Bret, it didn’t have to be like this.
For somebody who always harped about how much he loved his team and Wisconsin, how could you sneak around looking for another job while the season hadn’t even finished yet?
That’s just classless. Other coaches have done the same, but for a man who was reputed as a players-first coach, it sure seems like a hypocritical move to leave your team when they need their leader the most as they head to another Rose Bowl.
We understand that you did plenty of great things for this program. You led Wisconsin to three-straight Rose Bowls, something your mentor, Barry Alvarez, didn’t even accomplish. You won 68 games and lost 24. You found a way to bring the recruiting talent up and land the greatest prize bull of them all, Russell Wilson, in 2011. You helped build the Wisconsin brand to a new national level.
But the way you treated your departure from the University of Wisconsin’s football program is unacceptable. You made the Wisconsin job look like a stepping-stone rather than the top-tier position you helped make it with continued years of success.
It’s hard to see someone with your kind of success walk away, but it’s important to understand what you didn’t bring to the table as well. We remember how poor of a game manager you are, how you used timeouts carelessly at Michigan State and against Oregon last year and how you weren’t the kind of coach whose decisions would make a deciding difference in winning a game. Remember the time you put Danny O’Brien in for the two-minute drill against Nebraska? We do.

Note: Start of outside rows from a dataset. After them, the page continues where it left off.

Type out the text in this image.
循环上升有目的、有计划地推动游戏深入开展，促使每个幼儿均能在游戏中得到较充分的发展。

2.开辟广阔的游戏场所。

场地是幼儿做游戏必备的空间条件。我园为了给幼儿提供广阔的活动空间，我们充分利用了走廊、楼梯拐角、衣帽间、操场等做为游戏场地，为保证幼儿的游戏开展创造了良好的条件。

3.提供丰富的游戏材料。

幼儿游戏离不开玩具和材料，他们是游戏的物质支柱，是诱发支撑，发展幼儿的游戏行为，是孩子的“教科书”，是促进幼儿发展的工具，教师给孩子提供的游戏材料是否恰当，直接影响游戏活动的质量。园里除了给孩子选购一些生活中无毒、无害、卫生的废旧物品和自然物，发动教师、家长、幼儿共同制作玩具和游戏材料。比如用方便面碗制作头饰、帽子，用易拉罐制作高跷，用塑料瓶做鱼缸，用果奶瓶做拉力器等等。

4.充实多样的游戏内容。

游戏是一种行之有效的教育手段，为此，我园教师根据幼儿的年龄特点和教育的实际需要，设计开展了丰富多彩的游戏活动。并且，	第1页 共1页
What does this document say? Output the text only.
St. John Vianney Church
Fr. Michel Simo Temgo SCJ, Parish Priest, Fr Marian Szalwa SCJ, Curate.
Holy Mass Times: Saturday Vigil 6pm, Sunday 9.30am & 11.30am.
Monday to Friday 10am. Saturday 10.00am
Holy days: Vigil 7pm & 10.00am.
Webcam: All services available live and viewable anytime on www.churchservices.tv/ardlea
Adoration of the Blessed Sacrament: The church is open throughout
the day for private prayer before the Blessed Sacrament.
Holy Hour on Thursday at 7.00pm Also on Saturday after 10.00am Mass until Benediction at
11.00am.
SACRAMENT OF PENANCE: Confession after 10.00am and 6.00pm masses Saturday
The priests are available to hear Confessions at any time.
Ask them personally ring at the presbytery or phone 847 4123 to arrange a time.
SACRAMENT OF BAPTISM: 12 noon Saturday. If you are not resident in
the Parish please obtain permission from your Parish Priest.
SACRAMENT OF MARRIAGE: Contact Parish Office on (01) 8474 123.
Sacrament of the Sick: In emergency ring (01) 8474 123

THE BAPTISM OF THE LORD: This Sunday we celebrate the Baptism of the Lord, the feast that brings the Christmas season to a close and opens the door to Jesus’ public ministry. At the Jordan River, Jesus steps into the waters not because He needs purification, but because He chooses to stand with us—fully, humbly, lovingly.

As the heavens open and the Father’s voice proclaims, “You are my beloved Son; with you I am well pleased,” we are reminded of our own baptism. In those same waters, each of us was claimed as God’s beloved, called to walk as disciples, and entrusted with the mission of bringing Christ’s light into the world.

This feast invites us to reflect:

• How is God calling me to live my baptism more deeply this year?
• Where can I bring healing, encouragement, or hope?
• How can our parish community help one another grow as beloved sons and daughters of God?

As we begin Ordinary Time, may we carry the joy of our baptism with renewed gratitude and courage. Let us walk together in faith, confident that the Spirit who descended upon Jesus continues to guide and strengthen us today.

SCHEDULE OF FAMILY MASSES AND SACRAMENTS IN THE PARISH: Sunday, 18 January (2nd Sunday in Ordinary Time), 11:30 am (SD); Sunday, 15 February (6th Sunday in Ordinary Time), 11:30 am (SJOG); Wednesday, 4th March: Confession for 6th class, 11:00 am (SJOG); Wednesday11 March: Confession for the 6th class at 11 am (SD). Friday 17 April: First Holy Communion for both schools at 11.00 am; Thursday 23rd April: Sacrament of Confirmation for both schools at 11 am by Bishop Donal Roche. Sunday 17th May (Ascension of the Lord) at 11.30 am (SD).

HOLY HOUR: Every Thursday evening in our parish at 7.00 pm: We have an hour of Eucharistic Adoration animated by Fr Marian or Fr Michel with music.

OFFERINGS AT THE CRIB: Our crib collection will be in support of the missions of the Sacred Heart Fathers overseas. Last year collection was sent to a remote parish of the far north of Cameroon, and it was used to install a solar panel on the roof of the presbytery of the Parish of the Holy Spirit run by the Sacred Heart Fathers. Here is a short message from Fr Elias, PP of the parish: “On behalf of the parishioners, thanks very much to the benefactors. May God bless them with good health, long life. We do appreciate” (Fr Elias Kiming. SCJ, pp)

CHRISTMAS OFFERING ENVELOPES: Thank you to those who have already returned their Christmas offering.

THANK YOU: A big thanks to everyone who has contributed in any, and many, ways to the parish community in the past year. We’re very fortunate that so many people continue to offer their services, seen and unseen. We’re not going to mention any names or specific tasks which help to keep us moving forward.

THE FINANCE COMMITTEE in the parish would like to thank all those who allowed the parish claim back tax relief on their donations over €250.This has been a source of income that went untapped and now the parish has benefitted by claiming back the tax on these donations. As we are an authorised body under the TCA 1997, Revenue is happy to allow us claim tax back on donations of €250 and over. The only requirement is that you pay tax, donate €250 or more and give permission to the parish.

And you lost the big games that mattered. No Rose Bowl wins and just one win in true road games against opponents in the top 25 show you never seemed to have your players ready when it mattered most.
This season was no different. Your team jumped out to leads in games and went stale in the second half, a mark of being outcoached or rather failing to make adjustments greater than those of your opponents. You made a poor hire at one of the most important positions for your team, the offensive line, and it nearly derailed the season.
In wake of this shocking departure, we at The Badger Herald think it is of the utmost importance that someone with familiarity not just with the program, but also with the players, becomes the next head coach at Wisconsin.
When former offensive coordinator Paul Chryst left last year to accept the head coaching job at Pittsburgh, he took several of Wisconsin’s best assistants with him, including tight ends coach and recruiting dynamo Joe Rudolph. Chryst was the genius behind the Wisconsin offensive machine of years past under Bielema, including the 2011 team that set school records in both points scored (44.1) and yards of offense per game (469.9).
He’s familiar with players he’s coached at quarterback like Joel Stave and has proven his tenacity as an offensive play-caller. And that’s why Chryst is a natural fit at the now vacant head coach spot for UW and earns our endorsement as the next head coach for the Badgers.
And we don’t read too much into his statement Tuesday night saying he was committed to Pittsburgh. Crazier things have happened.
So have fun in the SEC, Bret. We wish you well. But if you thought the criticism at Wisconsin this season was tough, just hope things don’t go sour in the South.